Speciation of arsenic(III)/arsenic(V) and selenium(IV)/ selenium(VI) using coupled ion chromatography - hydride generation atomic absorption spectrometry

Authors: Goldberg, Sabine; MANNING, BRUCE - San Francisco State University

Submitted to: Book Chapter
Publication Type: Book / Chapter
Publication Acceptance Date: 5/16/2012
Publication Date: 2/20/2014
Citation: Goldberg, S.R., Manning, B.A. 2014. Speciation of arsenic(III)/arsenic(V) and selenium(IV)/ selenium(VI) using coupled ion chromatography - hydride generation atomic absorption spectrometry. In: DeLaune, R., et al., editors. Methods in biogeochemistry of wetlands. Madison, WI:Soil Science Society of America. p. 801-814.

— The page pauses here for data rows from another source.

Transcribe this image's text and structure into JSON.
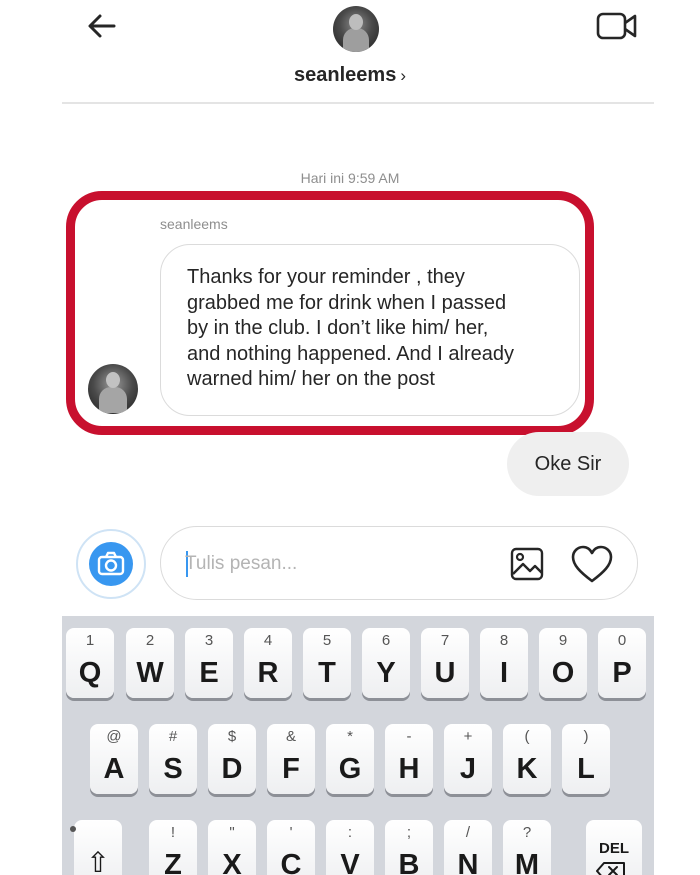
{
  "header": {
    "username": "seanleems",
    "chevron": "›",
    "icons": {
      "back": "arrow-left-icon",
      "video": "video-camera-icon",
      "avatar": "profile-avatar"
    }
  },
  "conversation": {
    "timestamp": "Hari ini 9:59 AM",
    "incoming": {
      "sender": "seanleems",
      "lines": [
        "Thanks for your reminder , they",
        "grabbed me for drink when I passed",
        "by in the club. I don’t like him/ her,",
        "and nothing happened. And I already",
        "warned him/ her on the post"
      ]
    },
    "outgoing": {
      "text": "Oke Sir"
    },
    "highlight_color": "#c8102e"
  },
  "composer": {
    "placeholder": "Tulis pesan...",
    "value": "",
    "icons": {
      "camera": "camera-icon",
      "gallery": "image-gallery-icon",
      "like": "heart-icon"
    },
    "accent": "#3897f0"
  },
  "keyboard": {
    "row1": [
      {
        "main": "Q",
        "sub": "1"
      },
      {
        "main": "W",
        "sub": "2"
      },
      {
        "main": "E",
        "sub": "3"
      },
      {
        "main": "R",
        "sub": "4"
      },
      {
        "main": "T",
        "sub": "5"
      },
      {
        "main": "Y",
        "sub": "6"
      },
      {
        "main": "U",
        "sub": "7"
      },
      {
        "main": "I",
        "sub": "8"
      },
      {
        "main": "O",
        "sub": "9"
      },
      {
        "main": "P",
        "sub": "0"
      }
    ],
    "row2": [
      {
        "main": "A",
        "sub": "@"
      },
      {
        "main": "S",
        "sub": "#"
      },
      {
        "main": "D",
        "sub": "$"
      },
      {
        "main": "F",
        "sub": "&"
      },
      {
        "main": "G",
        "sub": "*"
      },
      {
        "main": "H",
        "sub": "-"
      },
      {
        "main": "J",
        "sub": "+"
      },
      {
        "main": "K",
        "sub": "("
      },
      {
        "main": "L",
        "sub": ")"
      }
    ],
    "row3": [
      {
        "main": "Z",
        "sub": "!"
      },
      {
        "main": "X",
        "sub": "\""
      },
      {
        "main": "C",
        "sub": "'"
      },
      {
        "main": "V",
        "sub": ":"
      },
      {
        "main": "B",
        "sub": ";"
      },
      {
        "main": "N",
        "sub": "/"
      },
      {
        "main": "M",
        "sub": "?"
      }
    ],
    "shift_symbol": "⇧",
    "del_label": "DEL"
  }
}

Interpretive Summary: Arsenic and selenium are essential trace elements that can be toxic to animals at elevated concentrations. Arsenic occurs in two oxidation states, arsenic(III) and arsenic(V) and selenium occurs in two oxidation states, selenium(IV) and selenium(VI). The arsenic(III) and selenium(IV) oxidation states are considered to be more toxic than the arsenic(V) and selenium(VI) states. For this reason, analytical methods must differentiate between the two elemental states. A rapid continuous flow-through method has been developed to quantify arsenic and selenium according to oxidation state at the part per billion level of concentration. Since arsenic and selenium may be present in elevated amounts in soil solution and drainage waters, the accurate analysis of these elements is important. This method can be used by researchers and action and regulatory agencies to identify waters high in arsenic and/or selenium, as well as to identify the dominant arsenic and/or selenium oxidation state.

Technical Abstract: Simple analytical methods have been developed to speciate inorganic arsenic and selenium in the ppb range using coupled ion chromatography-hydride generation atomic absorption spectrometry. Because of the differences in toxicity and adsorption behavior, determinations of the redox states arsenite As(III) and arsenate As(V) and selenite Se(IV) and selenate Se(VI) are important. We used anion exchange chromatography to separate As(III) and As(V) or Se(IV) and Se(VI) based on differences in retention times. Samples were then mixed with concentrated HCl for As or Se determination as the hydrides. Detection limits were 0.8 ppb As for both redox states and 0.68 ppb for Se(IV) and 0.55 ppb for Se(VI). Spiking of actual mixed sample solutions of both redox states showed the procedure to be accurate for solutions with As(III)/As(V) or Se(IV)/Se(VI) ratios ranging from 1:4 to 4:1. Average recoveries were 95.7% for As (III), 106% for As(V), 93.1% for Se(IV), and 108% for Se(VI). The technique was used to determine As(III) and As(V) and Se(IV) and Se(VI) in deionized water and actual and synthetic irrigation waters.